Für den Geschäftsführer der Zentralen Koordination Handel-Landwirtschaft (ZKHL), Dr. Hermann-Josef Nienhoff, ist der Entwurf „unnütz und überflüssig“.
Die Interessengemeinschaft der Schweinehalter (ISN) findet in dem Referentenentwurf gravierende Mängel. Die ISN warnt zudem vor einem Wettbewerbsnachteil für die deutschen Schweinehalter.
Diese Kennzeichnung wird das Tierwohl-Niveau eher verschlechtern
Nach Auffassung der Initiative Tierwohl ist das geplante Gesetz fachlich nicht ausgereift. Erfasst werde nur ein kleiner Teilbereich des Marktes, nämlich nur frisches Schweinefleisch, nur der Einzelhandel und nur inländische Ware. Damit bleibe das System deutlich hinter den Initiativen der Wirtschaft zurück.
Die Frage, wie der Mehraufwand der Teilnehmer ausgeglichen werde, lasse der Gesetzentwurf offen. Ebenso offen blieben Regelungen zur systematischen Kontrolle der Teilnehmer, stellt die ITW fest.
Sie kritisiert, die Begründung des Entwurfs sei Ausdruck eines politischen Willens, der sich über Marktmechanismen hinwegsetze und die eingeführten, erfolgreichen Initiativen der Wirtschaft verdränge. Das Tierhaltungskennzeichnungsgesetz würde in dieser Form das Tierwohl nicht verbessern, sondern deutlich verschlechtern. Eine Verlagerung der Produktion ins Ausland sei absehbar.

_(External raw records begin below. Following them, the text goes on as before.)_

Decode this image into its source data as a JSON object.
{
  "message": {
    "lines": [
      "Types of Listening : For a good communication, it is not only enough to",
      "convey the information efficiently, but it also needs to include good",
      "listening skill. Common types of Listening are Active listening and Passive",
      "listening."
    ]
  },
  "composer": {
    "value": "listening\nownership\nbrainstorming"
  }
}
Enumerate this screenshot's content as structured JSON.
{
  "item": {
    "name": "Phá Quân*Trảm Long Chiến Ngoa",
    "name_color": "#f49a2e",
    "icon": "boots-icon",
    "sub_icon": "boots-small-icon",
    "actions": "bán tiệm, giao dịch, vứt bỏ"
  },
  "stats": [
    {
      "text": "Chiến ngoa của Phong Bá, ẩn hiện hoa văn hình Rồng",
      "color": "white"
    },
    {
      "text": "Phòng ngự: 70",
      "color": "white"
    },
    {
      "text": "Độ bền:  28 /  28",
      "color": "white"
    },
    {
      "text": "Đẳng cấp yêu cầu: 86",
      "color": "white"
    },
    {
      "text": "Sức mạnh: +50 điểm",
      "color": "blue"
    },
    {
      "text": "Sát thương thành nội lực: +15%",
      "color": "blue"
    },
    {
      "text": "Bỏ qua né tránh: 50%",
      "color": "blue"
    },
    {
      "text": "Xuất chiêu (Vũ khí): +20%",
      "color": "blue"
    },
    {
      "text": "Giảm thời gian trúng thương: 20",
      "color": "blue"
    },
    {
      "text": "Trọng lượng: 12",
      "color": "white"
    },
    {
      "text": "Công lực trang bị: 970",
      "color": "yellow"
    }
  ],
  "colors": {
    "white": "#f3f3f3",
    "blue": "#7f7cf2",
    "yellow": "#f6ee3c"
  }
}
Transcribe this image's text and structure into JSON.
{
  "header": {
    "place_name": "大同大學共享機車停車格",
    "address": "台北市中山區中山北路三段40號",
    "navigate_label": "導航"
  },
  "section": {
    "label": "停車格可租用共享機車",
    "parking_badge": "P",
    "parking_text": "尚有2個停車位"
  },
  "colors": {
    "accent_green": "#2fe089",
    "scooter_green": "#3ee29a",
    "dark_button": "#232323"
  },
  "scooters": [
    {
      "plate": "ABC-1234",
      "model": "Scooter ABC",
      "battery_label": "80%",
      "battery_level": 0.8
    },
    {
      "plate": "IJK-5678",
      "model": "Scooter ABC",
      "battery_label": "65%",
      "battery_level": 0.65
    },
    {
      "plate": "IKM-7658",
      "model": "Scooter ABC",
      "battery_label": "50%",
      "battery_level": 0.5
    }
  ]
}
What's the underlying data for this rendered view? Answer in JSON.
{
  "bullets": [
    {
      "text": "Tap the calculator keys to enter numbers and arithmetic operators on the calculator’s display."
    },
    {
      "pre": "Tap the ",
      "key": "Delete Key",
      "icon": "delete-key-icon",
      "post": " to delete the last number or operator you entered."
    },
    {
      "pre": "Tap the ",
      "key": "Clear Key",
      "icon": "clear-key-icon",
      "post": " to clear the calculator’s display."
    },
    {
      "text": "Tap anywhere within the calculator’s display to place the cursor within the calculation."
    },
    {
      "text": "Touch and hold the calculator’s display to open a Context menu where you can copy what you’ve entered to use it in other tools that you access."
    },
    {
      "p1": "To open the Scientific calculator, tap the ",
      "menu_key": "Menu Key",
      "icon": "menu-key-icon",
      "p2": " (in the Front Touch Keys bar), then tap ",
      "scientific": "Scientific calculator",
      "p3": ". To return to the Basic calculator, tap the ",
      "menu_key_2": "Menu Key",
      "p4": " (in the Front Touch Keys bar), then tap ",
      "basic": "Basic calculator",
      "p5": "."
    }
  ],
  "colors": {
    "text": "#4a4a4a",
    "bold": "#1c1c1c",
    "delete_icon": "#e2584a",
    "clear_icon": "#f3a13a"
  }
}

Regierung will durch Label offenbar den Konsum lenken
Aus Sicht von ZKHL-Geschäftssführer Nienhoff geht es Minister Özdemir mit seinem Entwurf um einen Versuch der Konsumlenkung, die mit weitgreifenden Regulierungen und einer überbordenden Bürokratie verbunden werde.
Der ehemalige QS-Geschäftsführer kritisiert, mit der Beschränkung der Kennzeichnung auf die Schweinemast erweise das Ministerium den Sauenhaltern in Deutschland „einen Bärendienst“, denn sie blieben bei der staatlichen Haltungskennzeichnung außen vor und würden obendrein noch benachteiligt. Zielgerichteter wäre es aus seiner Sicht, die Umsetzung der wirtschaftsgetragenen Kennzeichnung „haltungsform.de“ anzuerkennen und zu unterstützen.
Deutsche Schweinehalter durch Haltungskennzeichnung eklatant benachteiligt
ISN-Geschäftsführer Dr. Torsten Staack warnt vor einer eklatanten Benachteiligung für deutsche Schweinehalter sowie einem „Rückschritt für Tierwohl, Transparenz und vieles mehr“, sollten der Gesetzentwurf und die damit einhergehende Änderung der Tierschutz-Nutztierhaltungsverordnung so umgesetzt werden.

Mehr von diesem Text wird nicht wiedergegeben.